The presented model of data parallel programming MPPs, which is supported by the PROCESSORS, TEMPLATE, ALIGN, DISTRIBUTE, and INDEPENDENT directives, is the fundamental model provided by HPF 1.1. HPF 2.0 extends this model in three directions.

The first set of extensions provides the programmer with greater control over the mapping of the data. These include directives for dynamic remapping of data: DYNAMIC, REDISTRIBUTE, and REALIGN. The DYNAMIC directive

!HPF$  DYNAMIC alignee-or-distributee-list

specifies that objects in alignee-or-distributee-list may be dynamically realigned or redistributed.
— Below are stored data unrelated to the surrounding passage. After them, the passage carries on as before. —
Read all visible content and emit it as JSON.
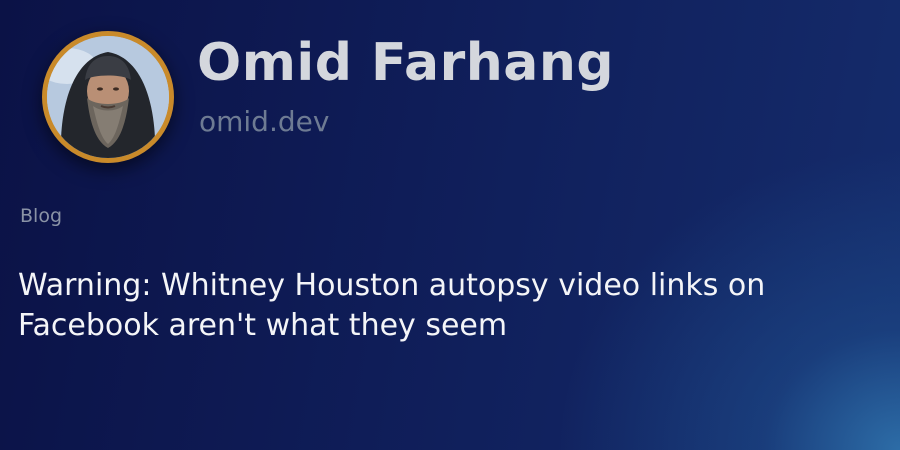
{
  "profile": {
    "name": "Omid Farhang",
    "domain": "omid.dev",
    "avatar_alt": "avatar"
  },
  "section_label": "Blog",
  "post": {
    "title": "Warning: Whitney Houston autopsy video links on Facebook aren't what they seem"
  },
  "colors": {
    "background_start": "#0b1246",
    "background_end": "#152c6c",
    "glow": "#2e70aa",
    "avatar_ring": "#c98a2a",
    "name_text": "#d4d7dd",
    "domain_text": "#6e7b93",
    "section_text": "#8a93a6",
    "title_text": "#f4f5f8"
  }
}
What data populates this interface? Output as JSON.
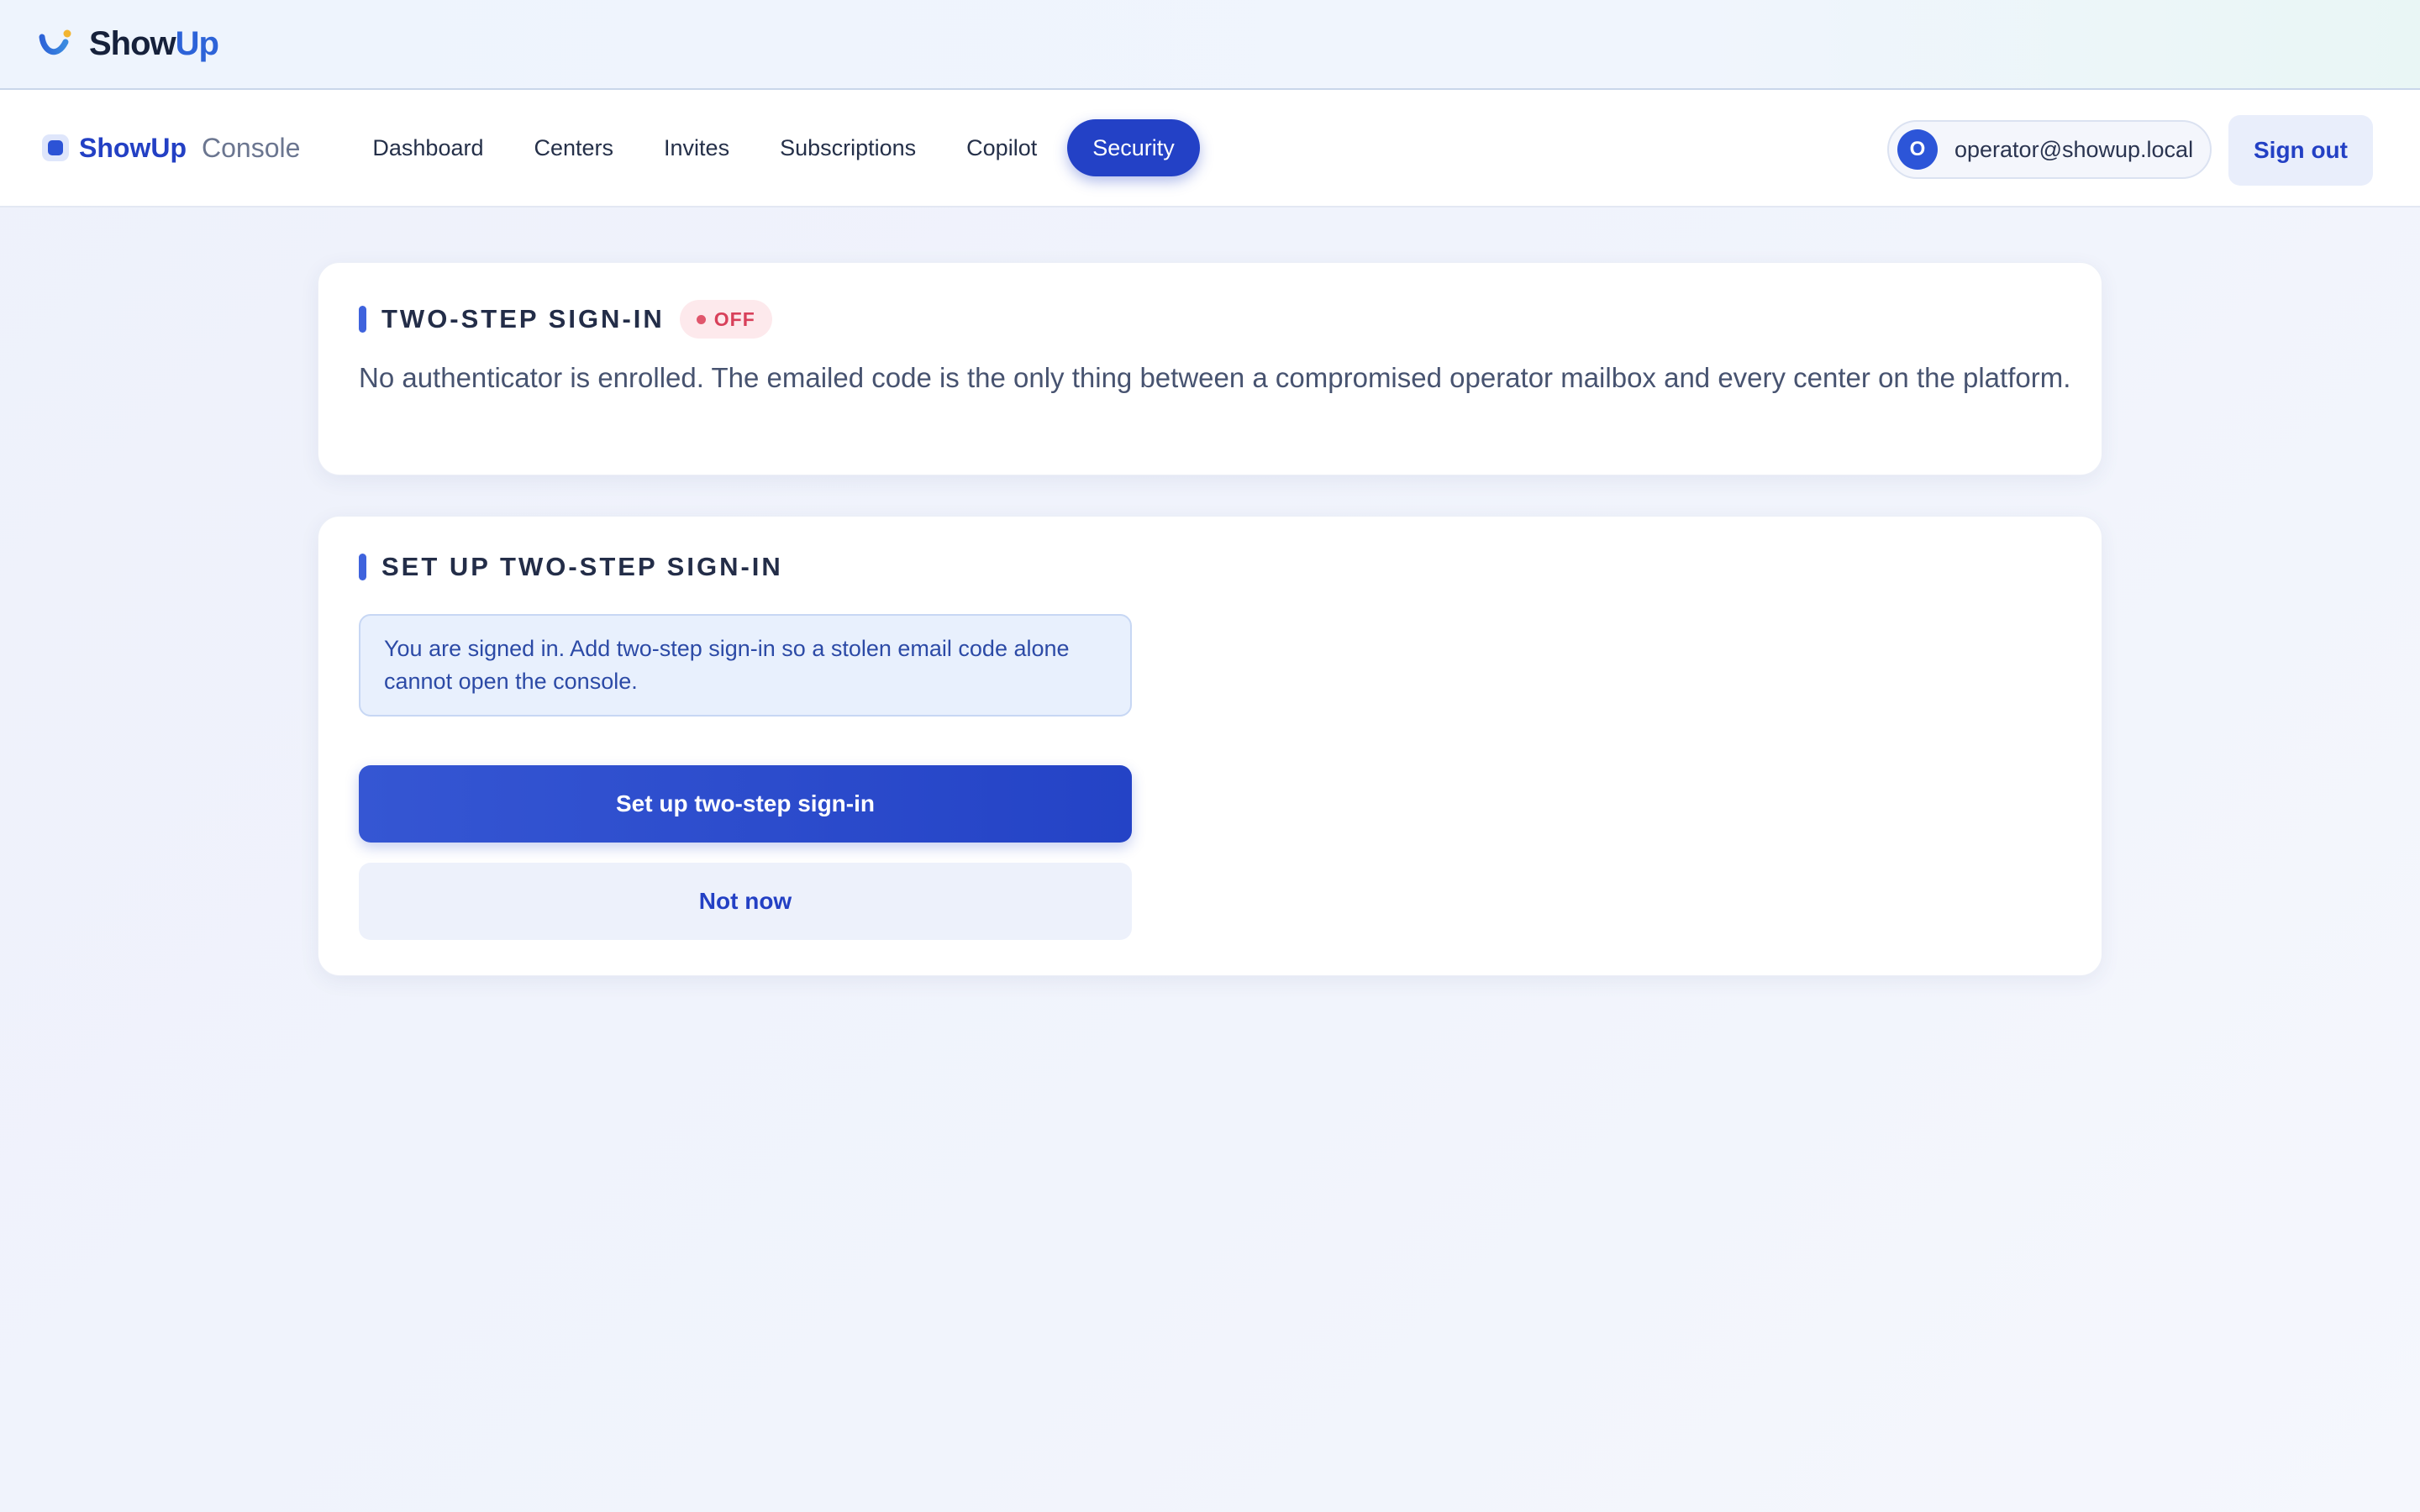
{
  "brand": {
    "name_main": "Show",
    "name_accent": "Up",
    "logo_icon": "checkmark-swoosh-icon"
  },
  "nav": {
    "console_name": "ShowUp",
    "console_sub": "Console",
    "links": [
      {
        "label": "Dashboard",
        "active": false
      },
      {
        "label": "Centers",
        "active": false
      },
      {
        "label": "Invites",
        "active": false
      },
      {
        "label": "Subscriptions",
        "active": false
      },
      {
        "label": "Copilot",
        "active": false
      },
      {
        "label": "Security",
        "active": true
      }
    ],
    "user": {
      "avatar_initial": "O",
      "email": "operator@showup.local"
    },
    "signout_label": "Sign out"
  },
  "status_card": {
    "title": "TWO-STEP SIGN-IN",
    "badge": "OFF",
    "description": "No authenticator is enrolled. The emailed code is the only thing between a compromised operator mailbox and every center on the platform."
  },
  "setup_card": {
    "title": "SET UP TWO-STEP SIGN-IN",
    "info": "You are signed in. Add two-step sign-in so a stolen email code alone cannot open the console.",
    "primary_button": "Set up two-step sign-in",
    "secondary_button": "Not now"
  },
  "colors": {
    "accent": "#2341c6",
    "brand_accent": "#2d63d8",
    "danger": "#d8405a",
    "info_bg": "#e8f0fd"
  }
}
The REDISTRIBUTE directive is similar to the DISTRIBUTE directive but is considered executable. An array or template may be redistributed at any time if it has been declared DYNAMIC. Any other objects currently ultimately aligned with the array (or template) when it is redistributed are also remapped to preserve alignment relationships in the new distribution.

The REALIGN directive is similar to the ALIGN directive but is considered executable. An array or template may be realigned at any time if it has been declared DYNAMIC. Unlike redistribution, realigning a data object does not cause any other object to be remapped. However, realignment of even a single object, if it is large, can require a lot of computational and communication effort at runtime.

The ONTO clause used in the DISTRIBUTE directive is extended to allow direct distribution to subsets of processors. Explicit mapping of pointers and components of derived types are also introduced.

The second set of extensions allows the programmer to provide the compiler with information useful for generating efficient code. The programmer can use the RANGE directive to specify the range of distributions that a dynamically distributed array or a pointer may have. The SHADOW directive allows the programmer to specify the amount of additional space required on a processor to accommodate nonlocal elements in a nearest-neighbor computation.

The third set of extensions provides some basic support for task parallelism, that is, parallelism implied by computation partitioning rather than data partitioning. These include the ON directive, the RESIDENT directive, and the TASK_REGION construct. The ON directive partitions computations among the processors of a parallel machine (much as the DISTRIBUTE directive partitions the data among the processors). The RESIDENT directive asserts that certain data access do not require interprocessor data movement for their implementation. The TASK_REGION construct provides the means to create independent coarse-grain tasks, each of which can itself execute a data-parallel (or nested task parallel) computation. These extensions make HPF a multiparadigm parallel programming language rather than a pure data parallel programming language as it was originally designed.